To be clear, e-ink or electronic paper is a distinct technology from E Ink Corporation, not generic. mirasol (no caps) is a different technology called interferometric modulator display based on the shimmering scales of a butterfly’s wings. Like LCD, it uses RGB subpixels to generate colors but requires far less energy and is reflective, allowing for superior sunlight visibility. Very similar in function to e-ink, but with refresh rates fast enough for video. Or as Mollenkopf put it at the Pacific Crest Securities Technology Leadership Forum (via ZDNet):

I think we’ve been able to show that the product itself works and is compelling. (With) video, it has update rates that are consistent with the way these high-quality UIs work. And the high-quality UIs, by the way, have very, very fast peak frame rates because people like all the transitions and things like that.

You can actually do this on a display that essentially has the same power profile of the E-Ink displays, which you have in Mirasol or in the [cable] devices today.
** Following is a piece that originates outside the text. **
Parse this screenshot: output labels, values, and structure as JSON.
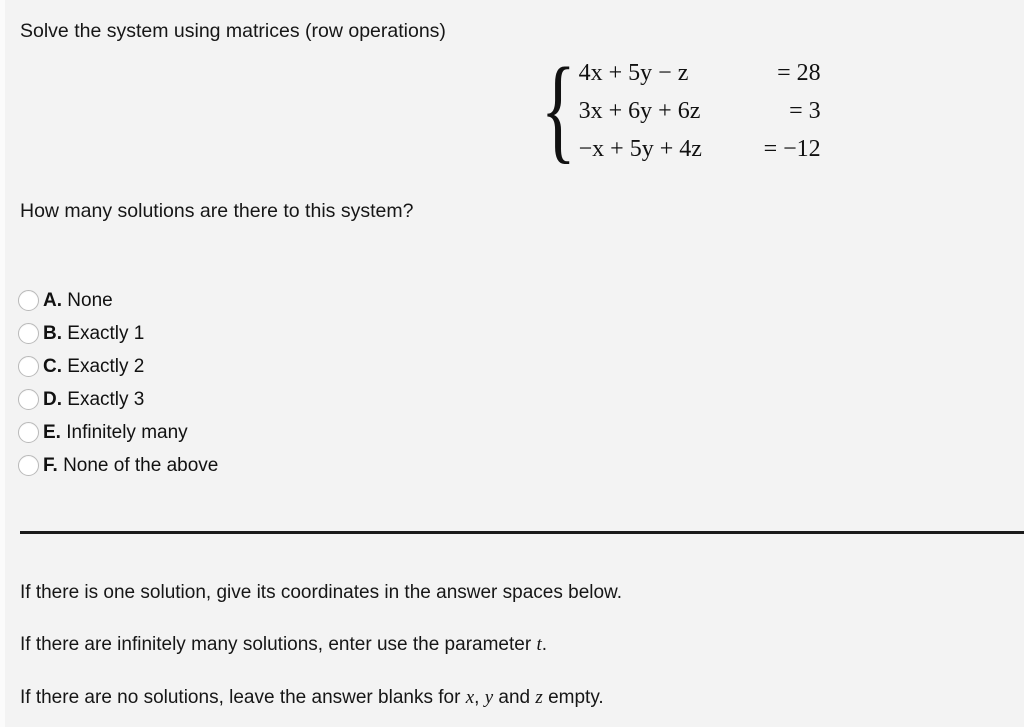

So it’s very compelling if you can put color and video together with that use case. But in order to win that, really for us, it’s about showing that we can produce the production [ramp].
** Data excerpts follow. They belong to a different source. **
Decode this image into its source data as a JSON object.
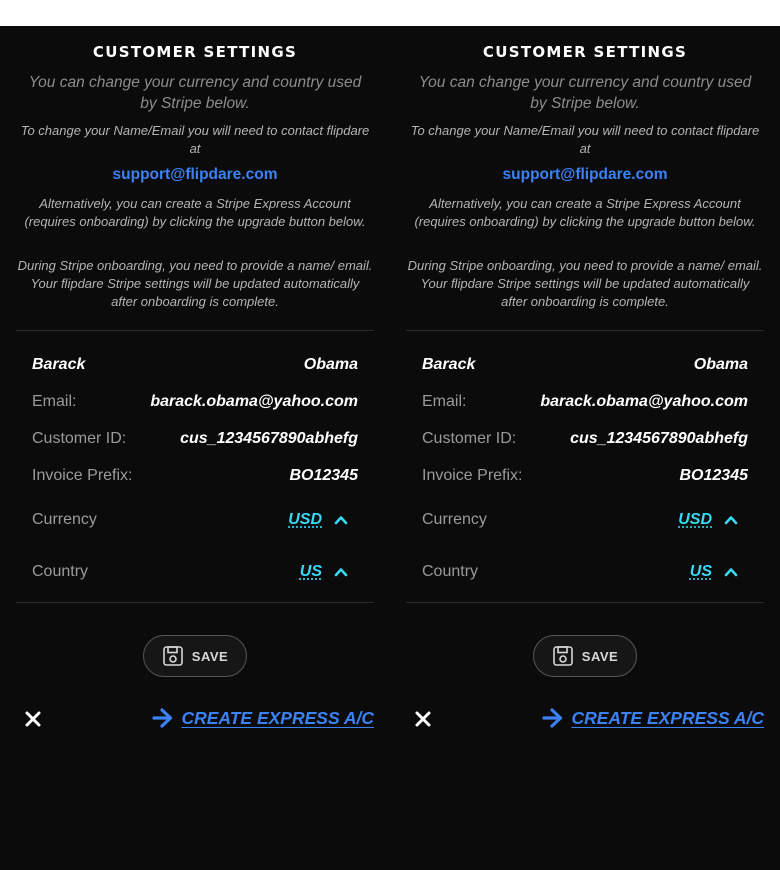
{
  "panels": [
    {
      "title": "CUSTOMER SETTINGS",
      "subtitle": "You can change your currency and country used by Stripe below.",
      "contact_note": "To change your Name/Email you will need to contact flipdare at",
      "support_email": "support@flipdare.com",
      "express_note": "Alternatively, you can create a Stripe Express Account (requires onboarding) by clicking the upgrade button below.",
      "onboarding_note": "During Stripe onboarding, you need to provide a name/ email. Your flipdare Stripe settings will be updated automatically after onboarding is complete.",
      "first_name": "Barack",
      "last_name": "Obama",
      "email_label": "Email:",
      "email_value": "barack.obama@yahoo.com",
      "customer_id_label": "Customer ID:",
      "customer_id_value": "cus_1234567890abhefg",
      "invoice_prefix_label": "Invoice Prefix:",
      "invoice_prefix_value": "BO12345",
      "currency_label": "Currency",
      "currency_value": "USD",
      "country_label": "Country",
      "country_value": "US",
      "save_label": "SAVE",
      "create_express_label": "CREATE EXPRESS A/C"
    },
    {
      "title": "CUSTOMER SETTINGS",
      "subtitle": "You can change your currency and country used by Stripe below.",
      "contact_note": "To change your Name/Email you will need to contact flipdare at",
      "support_email": "support@flipdare.com",
      "express_note": "Alternatively, you can create a Stripe Express Account (requires onboarding) by clicking the upgrade button below.",
      "onboarding_note": "During Stripe onboarding, you need to provide a name/ email. Your flipdare Stripe settings will be updated automatically after onboarding is complete.",
      "first_name": "Barack",
      "last_name": "Obama",
      "email_label": "Email:",
      "email_value": "barack.obama@yahoo.com",
      "customer_id_label": "Customer ID:",
      "customer_id_value": "cus_1234567890abhefg",
      "invoice_prefix_label": "Invoice Prefix:",
      "invoice_prefix_value": "BO12345",
      "currency_label": "Currency",
      "currency_value": "USD",
      "country_label": "Country",
      "country_value": "US",
      "save_label": "SAVE",
      "create_express_label": "CREATE EXPRESS A/C"
    }
  ],
  "colors": {
    "background": "#0b0b0b",
    "link": "#3b82f6",
    "select_value": "#38d9f5",
    "muted_text": "#8c8c8c"
  },
  "icons": {
    "save": "floppy-disk-icon",
    "close": "close-icon",
    "arrow": "arrow-right-icon",
    "chevron": "chevron-up-icon"
  }
}
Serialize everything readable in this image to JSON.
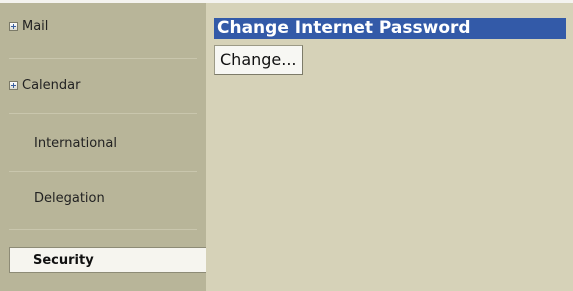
{
  "sidebar": {
    "items": [
      {
        "label": "Mail",
        "expandable": true,
        "icon": "expand-plus-icon"
      },
      {
        "label": "Calendar",
        "expandable": true,
        "icon": "expand-plus-icon"
      },
      {
        "label": "International",
        "expandable": false
      },
      {
        "label": "Delegation",
        "expandable": false
      },
      {
        "label": "Security",
        "expandable": false,
        "selected": true
      }
    ]
  },
  "main": {
    "section_title": "Change Internet Password",
    "change_button_label": "Change..."
  },
  "colors": {
    "sidebar_bg": "#b8b599",
    "content_bg": "#d6d2b8",
    "title_bar_bg": "#335aa8",
    "selected_item_bg": "#f6f5ef"
  }
}
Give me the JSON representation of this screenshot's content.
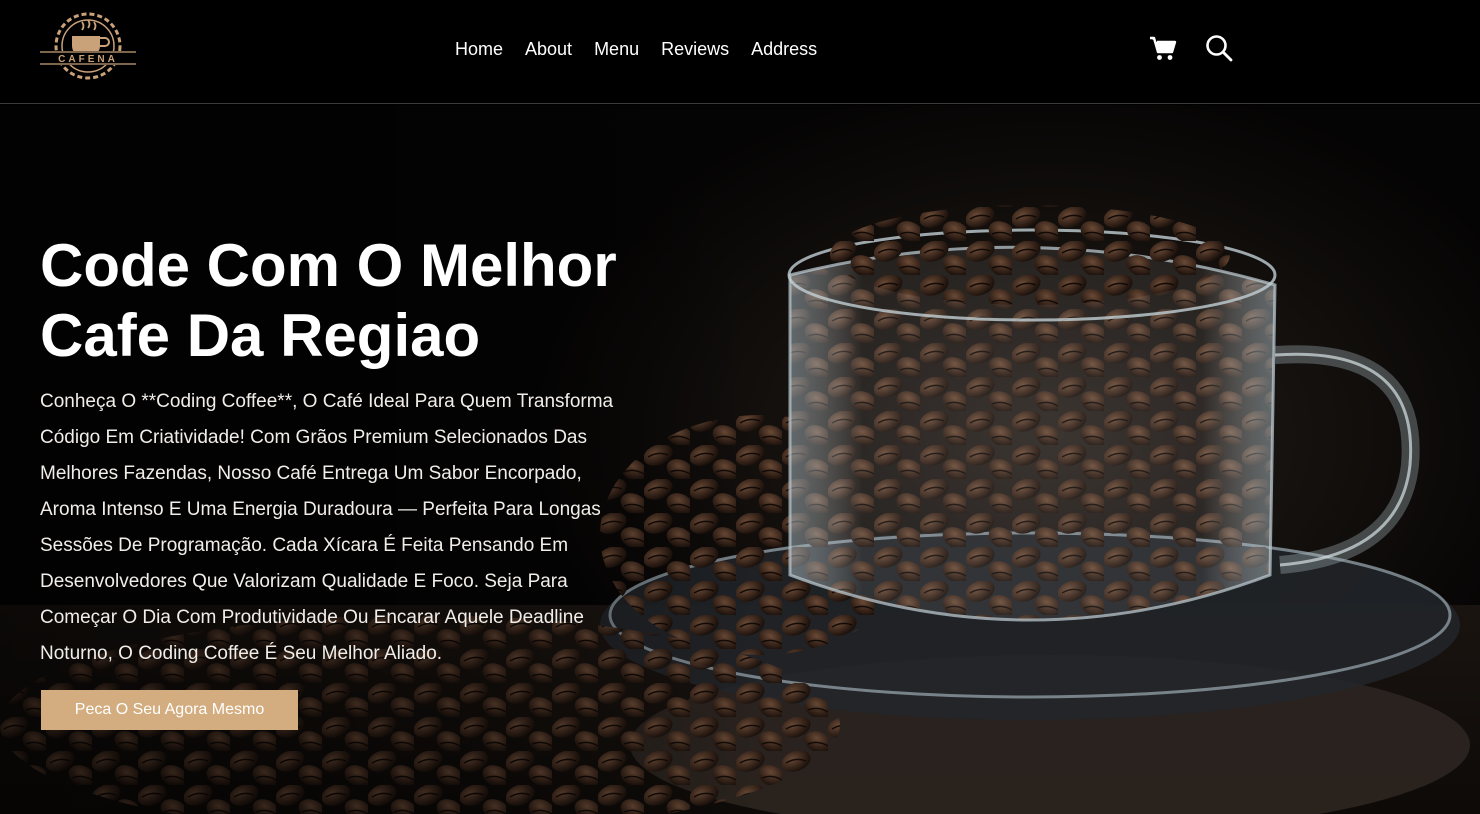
{
  "header": {
    "logo_text": "CAFENA",
    "nav": [
      {
        "label": "Home"
      },
      {
        "label": "About"
      },
      {
        "label": "Menu"
      },
      {
        "label": "Reviews"
      },
      {
        "label": "Address"
      }
    ],
    "icons": [
      "cart-icon",
      "search-icon"
    ]
  },
  "hero": {
    "title_line1": "Code Com O Melhor",
    "title_line2": "Cafe Da Regiao",
    "description": "Conheça O **Coding Coffee**, O Café Ideal Para Quem Transforma Código Em Criatividade! Com Grãos Premium Selecionados Das Melhores Fazendas, Nosso Café Entrega Um Sabor Encorpado, Aroma Intenso E Uma Energia Duradoura — Perfeita Para Longas Sessões De Programação. Cada Xícara É Feita Pensando Em Desenvolvedores Que Valorizam Qualidade E Foco. Seja Para Começar O Dia Com Produtividade Ou Encarar Aquele Deadline Noturno, O Coding Coffee É Seu Melhor Aliado.",
    "cta_label": "Peca O Seu Agora Mesmo",
    "image": "coffee-beans-glass-cup"
  },
  "colors": {
    "accent": "#d3ad7f",
    "background": "#000000",
    "text": "#ffffff"
  }
}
Slashgear followed that up with Jim Cathey, VP of business development for Qualcomm’s MEMS division, which produces the mirasol displays. According to him, commercial products can be expected in Q1 2011, about the time E Ink expects to debut with color. Going to be an exciting time for eReaders.

3 Comments

3 Comments

  1. Roberto

    08/13/2010 at 7:43 pm

    Looks interesting.

  2. Mike

    08/13/2010 at 8:11 pm

    Yes – looks great.
    But they have been talking about it for a while now.
    It is interesting but does me zero good in their labs.

    BRING IT TO MARKET!!

  3. Nameless

    08/14/2010 at 1:24 pm

    I’m really looking forward to this display technology, but where are the devices using it? I want to see it for myself, because if it’s anywhere near as good as they say it is, THIS is what I’d want in a dedicated note-taking tablet with Wacom. Not Pixel Qi and not e-ink.

    The main reason is the supposed battery life benefits while still having a good refresh rate and color support. Imagine something like the Eee Tablet or the Kno with display tech like that…wouldn’t mind it in a Tablet PC either, but by that point, I might start pining for Hydis or IPS if it’s color-critical.